In order to measure the performances between different thread layout assignment, we use these code to assign tasks:

 #define thread_per_block 512

// Define CUDA grid layout arrangement
dim3 dimGrid(6, outBlockWidth * outBlockWidth

// Run kernel function
pixelWarpKernel<<<dimGrid, dimBlock>>>(
cudaInImageArray,
cudaOutImageArray,
(int (*) [2])cudaFaceOffset,
(int (*) [3][2])cudaFace3DCoordsFactor,
(int (*) [3])cudaFace3DCoordsConstant,
outBlockWidth);

// cudaThreadSynchronize waits for the kernel
// to finish, and returns
// any errors encountered during the launch.


# Results

## Visual Effects Comparison

We have tested 10 out of 84 spherical panorama from Visual Campus Project. By comparing the rendering input and output panoramas with the same outBlockWidth (1/2 height of spherical panoramas, or 1/3 height of cubic panoramas), we find that the spherical panoramas look more sharper than cubic panoramas. This is predictable since we use weighted average to conduct the pixel colors.

By increasing outBlockWidth of cubic panoramas, these kind of distortion disappeared. That is because the pixels structure difference in spherical panoramas which is not uniform distribution. The outBlockWidth in spherical panoramas is the lower bound of equator length, while outBlockWidth in cubic panoramas is the exact value of 1/4 perimeter length.

(visual effects comparison between spherical panoramas (left one) and cubic panoramas (right one) rendering in two different test cases. )
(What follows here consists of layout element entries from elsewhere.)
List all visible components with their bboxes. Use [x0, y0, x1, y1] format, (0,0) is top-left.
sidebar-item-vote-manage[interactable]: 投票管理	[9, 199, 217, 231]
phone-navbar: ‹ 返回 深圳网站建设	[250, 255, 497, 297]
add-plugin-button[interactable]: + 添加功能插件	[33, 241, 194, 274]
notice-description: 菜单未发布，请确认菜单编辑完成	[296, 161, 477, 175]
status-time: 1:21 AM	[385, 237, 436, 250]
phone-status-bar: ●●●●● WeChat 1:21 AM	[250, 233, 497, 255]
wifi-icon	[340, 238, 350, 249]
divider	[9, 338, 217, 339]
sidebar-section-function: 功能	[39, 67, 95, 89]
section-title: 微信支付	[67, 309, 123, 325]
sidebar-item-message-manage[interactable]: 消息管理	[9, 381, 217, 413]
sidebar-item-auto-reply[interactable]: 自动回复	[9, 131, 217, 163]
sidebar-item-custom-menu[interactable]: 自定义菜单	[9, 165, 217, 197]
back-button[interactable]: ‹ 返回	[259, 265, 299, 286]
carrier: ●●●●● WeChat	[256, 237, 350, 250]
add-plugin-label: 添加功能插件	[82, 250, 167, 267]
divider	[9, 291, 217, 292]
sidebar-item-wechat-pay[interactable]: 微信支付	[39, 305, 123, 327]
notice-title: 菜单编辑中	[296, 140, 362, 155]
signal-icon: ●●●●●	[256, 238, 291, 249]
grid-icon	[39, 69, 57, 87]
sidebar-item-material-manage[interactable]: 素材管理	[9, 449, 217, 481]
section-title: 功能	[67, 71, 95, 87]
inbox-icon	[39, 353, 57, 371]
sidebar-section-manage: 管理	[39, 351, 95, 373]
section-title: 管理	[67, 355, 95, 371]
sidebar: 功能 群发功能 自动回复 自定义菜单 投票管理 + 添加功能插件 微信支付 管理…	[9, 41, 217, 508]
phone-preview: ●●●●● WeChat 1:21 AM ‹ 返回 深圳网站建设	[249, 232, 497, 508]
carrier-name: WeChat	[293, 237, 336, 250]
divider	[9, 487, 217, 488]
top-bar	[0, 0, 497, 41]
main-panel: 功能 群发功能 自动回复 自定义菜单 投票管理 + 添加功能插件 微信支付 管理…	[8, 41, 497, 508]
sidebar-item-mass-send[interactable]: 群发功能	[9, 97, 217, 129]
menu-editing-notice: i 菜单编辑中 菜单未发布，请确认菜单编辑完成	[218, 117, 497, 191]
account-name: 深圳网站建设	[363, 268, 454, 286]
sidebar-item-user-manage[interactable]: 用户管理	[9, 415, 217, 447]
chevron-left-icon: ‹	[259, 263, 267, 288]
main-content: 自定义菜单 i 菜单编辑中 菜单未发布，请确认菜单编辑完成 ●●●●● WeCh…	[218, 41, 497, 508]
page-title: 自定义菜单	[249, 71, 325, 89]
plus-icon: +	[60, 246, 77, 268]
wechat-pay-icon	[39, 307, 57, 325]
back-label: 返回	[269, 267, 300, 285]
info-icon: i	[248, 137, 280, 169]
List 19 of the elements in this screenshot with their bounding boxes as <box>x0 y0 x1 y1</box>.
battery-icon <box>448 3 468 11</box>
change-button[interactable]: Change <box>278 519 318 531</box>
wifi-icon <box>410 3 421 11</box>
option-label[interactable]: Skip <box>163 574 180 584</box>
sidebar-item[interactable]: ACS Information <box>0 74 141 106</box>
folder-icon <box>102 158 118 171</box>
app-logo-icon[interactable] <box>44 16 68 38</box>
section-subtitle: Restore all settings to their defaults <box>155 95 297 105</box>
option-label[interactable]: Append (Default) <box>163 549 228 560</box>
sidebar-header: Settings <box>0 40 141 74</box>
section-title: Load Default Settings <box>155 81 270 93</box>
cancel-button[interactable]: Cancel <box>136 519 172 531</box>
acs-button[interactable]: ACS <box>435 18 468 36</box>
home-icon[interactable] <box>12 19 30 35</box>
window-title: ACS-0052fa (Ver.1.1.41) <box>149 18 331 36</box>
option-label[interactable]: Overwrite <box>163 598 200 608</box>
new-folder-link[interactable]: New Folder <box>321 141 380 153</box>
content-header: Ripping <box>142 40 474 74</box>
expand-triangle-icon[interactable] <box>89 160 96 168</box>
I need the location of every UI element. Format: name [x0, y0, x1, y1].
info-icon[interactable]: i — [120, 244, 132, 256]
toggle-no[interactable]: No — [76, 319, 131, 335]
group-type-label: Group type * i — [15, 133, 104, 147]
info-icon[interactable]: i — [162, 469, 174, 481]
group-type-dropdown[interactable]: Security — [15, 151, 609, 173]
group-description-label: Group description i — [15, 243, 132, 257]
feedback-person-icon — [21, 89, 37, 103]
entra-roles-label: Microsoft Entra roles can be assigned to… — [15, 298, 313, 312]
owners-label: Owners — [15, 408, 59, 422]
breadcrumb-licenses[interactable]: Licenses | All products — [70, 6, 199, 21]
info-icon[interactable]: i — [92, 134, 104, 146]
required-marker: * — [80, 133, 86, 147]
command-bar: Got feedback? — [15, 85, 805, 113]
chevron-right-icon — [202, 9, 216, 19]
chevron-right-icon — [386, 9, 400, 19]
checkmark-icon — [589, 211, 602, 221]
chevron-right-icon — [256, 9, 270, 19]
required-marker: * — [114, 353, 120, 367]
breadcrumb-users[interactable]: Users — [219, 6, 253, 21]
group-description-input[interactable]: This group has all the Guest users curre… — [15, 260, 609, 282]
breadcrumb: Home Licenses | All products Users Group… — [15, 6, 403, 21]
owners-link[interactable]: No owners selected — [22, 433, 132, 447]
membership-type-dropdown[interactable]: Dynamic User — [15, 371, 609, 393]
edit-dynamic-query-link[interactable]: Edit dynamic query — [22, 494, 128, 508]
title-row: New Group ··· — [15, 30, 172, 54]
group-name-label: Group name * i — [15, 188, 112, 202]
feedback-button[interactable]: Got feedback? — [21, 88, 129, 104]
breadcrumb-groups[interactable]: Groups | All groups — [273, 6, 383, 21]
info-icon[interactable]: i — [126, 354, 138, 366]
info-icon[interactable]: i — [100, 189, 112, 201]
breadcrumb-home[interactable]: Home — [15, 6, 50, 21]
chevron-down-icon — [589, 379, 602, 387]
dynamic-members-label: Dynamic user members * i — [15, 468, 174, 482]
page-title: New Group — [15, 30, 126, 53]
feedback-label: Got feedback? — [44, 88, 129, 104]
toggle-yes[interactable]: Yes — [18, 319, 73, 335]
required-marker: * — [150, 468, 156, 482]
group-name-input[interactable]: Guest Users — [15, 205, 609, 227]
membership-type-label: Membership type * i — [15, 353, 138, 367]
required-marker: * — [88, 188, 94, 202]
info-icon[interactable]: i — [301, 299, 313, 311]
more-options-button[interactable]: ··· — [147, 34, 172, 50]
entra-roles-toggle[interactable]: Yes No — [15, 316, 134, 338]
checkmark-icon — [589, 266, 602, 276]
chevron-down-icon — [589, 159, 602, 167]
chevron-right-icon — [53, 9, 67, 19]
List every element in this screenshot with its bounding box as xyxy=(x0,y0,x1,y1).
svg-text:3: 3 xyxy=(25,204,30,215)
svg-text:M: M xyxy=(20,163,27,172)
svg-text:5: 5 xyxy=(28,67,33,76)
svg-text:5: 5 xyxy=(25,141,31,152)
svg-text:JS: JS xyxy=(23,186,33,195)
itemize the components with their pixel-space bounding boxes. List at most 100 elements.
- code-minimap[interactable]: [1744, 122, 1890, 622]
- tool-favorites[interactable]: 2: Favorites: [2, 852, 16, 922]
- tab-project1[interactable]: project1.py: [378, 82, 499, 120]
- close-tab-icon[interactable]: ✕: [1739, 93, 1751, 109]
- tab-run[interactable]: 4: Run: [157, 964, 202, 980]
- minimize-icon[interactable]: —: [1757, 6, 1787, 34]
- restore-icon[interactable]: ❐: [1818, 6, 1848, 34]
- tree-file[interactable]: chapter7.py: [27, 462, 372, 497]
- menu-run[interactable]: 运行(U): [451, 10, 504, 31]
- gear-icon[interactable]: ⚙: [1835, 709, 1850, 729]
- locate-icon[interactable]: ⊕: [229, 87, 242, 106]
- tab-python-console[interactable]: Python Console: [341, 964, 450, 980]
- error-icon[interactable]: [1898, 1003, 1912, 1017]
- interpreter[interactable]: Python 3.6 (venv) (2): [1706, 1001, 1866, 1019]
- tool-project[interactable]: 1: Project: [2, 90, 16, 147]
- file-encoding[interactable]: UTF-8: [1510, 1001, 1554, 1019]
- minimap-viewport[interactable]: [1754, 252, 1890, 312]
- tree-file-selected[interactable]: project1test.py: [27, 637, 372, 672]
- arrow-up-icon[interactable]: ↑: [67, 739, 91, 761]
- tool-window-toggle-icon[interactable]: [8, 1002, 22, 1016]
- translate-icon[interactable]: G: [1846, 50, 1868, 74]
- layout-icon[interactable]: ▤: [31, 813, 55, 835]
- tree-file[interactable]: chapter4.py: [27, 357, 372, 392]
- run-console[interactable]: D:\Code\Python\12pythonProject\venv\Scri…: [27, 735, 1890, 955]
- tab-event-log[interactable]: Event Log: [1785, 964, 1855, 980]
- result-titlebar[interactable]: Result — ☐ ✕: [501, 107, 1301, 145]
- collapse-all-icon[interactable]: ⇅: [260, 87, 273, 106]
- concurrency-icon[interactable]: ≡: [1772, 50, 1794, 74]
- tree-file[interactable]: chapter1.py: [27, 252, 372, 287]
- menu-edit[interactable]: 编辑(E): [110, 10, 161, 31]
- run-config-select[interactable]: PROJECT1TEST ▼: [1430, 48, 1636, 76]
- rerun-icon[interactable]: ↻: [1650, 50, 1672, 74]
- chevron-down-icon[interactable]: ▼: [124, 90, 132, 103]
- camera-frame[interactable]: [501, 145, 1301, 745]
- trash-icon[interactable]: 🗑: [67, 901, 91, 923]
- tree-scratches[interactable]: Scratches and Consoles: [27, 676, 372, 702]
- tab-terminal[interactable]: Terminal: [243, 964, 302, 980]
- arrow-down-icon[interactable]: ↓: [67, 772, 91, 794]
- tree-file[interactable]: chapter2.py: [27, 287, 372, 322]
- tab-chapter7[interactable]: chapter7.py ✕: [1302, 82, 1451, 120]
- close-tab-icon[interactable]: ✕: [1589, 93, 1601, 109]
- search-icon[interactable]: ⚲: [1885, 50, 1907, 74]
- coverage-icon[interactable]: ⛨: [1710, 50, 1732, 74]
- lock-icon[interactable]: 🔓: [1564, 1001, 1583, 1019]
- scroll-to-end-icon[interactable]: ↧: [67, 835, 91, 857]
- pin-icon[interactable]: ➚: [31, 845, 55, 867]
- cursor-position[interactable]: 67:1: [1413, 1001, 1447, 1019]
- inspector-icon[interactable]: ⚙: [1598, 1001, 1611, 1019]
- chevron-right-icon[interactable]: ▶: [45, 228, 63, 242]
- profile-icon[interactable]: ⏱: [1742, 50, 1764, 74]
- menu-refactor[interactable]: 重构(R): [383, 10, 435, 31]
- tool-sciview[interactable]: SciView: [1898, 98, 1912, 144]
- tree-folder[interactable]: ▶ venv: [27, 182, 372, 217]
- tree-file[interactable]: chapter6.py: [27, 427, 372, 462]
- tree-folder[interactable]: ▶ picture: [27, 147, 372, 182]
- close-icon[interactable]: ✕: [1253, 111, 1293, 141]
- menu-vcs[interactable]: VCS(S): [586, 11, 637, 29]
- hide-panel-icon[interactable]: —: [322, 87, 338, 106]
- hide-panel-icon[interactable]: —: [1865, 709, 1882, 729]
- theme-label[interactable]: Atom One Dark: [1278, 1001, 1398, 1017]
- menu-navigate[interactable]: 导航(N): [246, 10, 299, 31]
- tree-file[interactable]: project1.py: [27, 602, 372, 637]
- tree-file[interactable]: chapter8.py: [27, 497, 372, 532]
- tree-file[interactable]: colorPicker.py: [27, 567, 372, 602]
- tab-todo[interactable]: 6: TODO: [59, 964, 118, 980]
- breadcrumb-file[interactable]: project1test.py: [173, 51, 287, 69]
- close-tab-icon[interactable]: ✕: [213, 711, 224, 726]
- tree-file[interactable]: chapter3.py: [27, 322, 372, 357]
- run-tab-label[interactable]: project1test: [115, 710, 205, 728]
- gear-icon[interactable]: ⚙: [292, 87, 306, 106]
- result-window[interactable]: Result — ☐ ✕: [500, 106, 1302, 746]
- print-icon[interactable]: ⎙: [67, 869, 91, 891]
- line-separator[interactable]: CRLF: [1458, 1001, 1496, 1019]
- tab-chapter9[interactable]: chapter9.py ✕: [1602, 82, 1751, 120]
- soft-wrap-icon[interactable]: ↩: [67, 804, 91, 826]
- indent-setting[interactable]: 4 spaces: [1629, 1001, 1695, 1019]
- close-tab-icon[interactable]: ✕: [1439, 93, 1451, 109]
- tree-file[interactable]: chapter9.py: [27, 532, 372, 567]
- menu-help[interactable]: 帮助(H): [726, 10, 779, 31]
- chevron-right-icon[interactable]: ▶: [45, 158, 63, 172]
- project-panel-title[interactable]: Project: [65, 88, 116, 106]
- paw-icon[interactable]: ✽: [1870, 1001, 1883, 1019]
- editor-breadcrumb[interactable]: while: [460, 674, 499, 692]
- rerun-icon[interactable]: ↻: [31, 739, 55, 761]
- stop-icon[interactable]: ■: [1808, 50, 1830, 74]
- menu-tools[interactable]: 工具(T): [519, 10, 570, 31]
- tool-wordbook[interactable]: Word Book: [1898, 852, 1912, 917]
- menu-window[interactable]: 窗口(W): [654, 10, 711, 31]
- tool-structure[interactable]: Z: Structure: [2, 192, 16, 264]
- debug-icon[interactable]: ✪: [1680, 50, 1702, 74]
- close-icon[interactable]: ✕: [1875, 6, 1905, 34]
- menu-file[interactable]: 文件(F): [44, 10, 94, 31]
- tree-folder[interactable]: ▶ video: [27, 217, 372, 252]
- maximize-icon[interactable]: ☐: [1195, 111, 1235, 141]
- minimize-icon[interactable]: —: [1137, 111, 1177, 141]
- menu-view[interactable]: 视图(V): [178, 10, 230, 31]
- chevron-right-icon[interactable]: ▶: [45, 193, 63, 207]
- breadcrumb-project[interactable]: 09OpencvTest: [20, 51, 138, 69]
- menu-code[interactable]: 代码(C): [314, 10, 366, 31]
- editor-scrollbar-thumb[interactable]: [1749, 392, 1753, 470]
## Converting Speed Comparison

We have done two kinds of comparison in different input size and different thread_per_block configuration.

### Input Size

In this Comparison, we runs CPU program and CUDA optimized program on 4 test cases which is 2k, 4k, 8k and 16k spherical panorama input produced from the same original picture. Converting program runs on a machine with 2.7 GHz Intel Core i5 CPU, 8 GB 1867 MHz DDR3, and a Nvidia GTX970 external graphics card with 4 GB memory.

The running time is recorded using clock() function from Standard C Library, and only compare the time after reading to array and before saving (that is, input & output I/O is not recorded in the running time).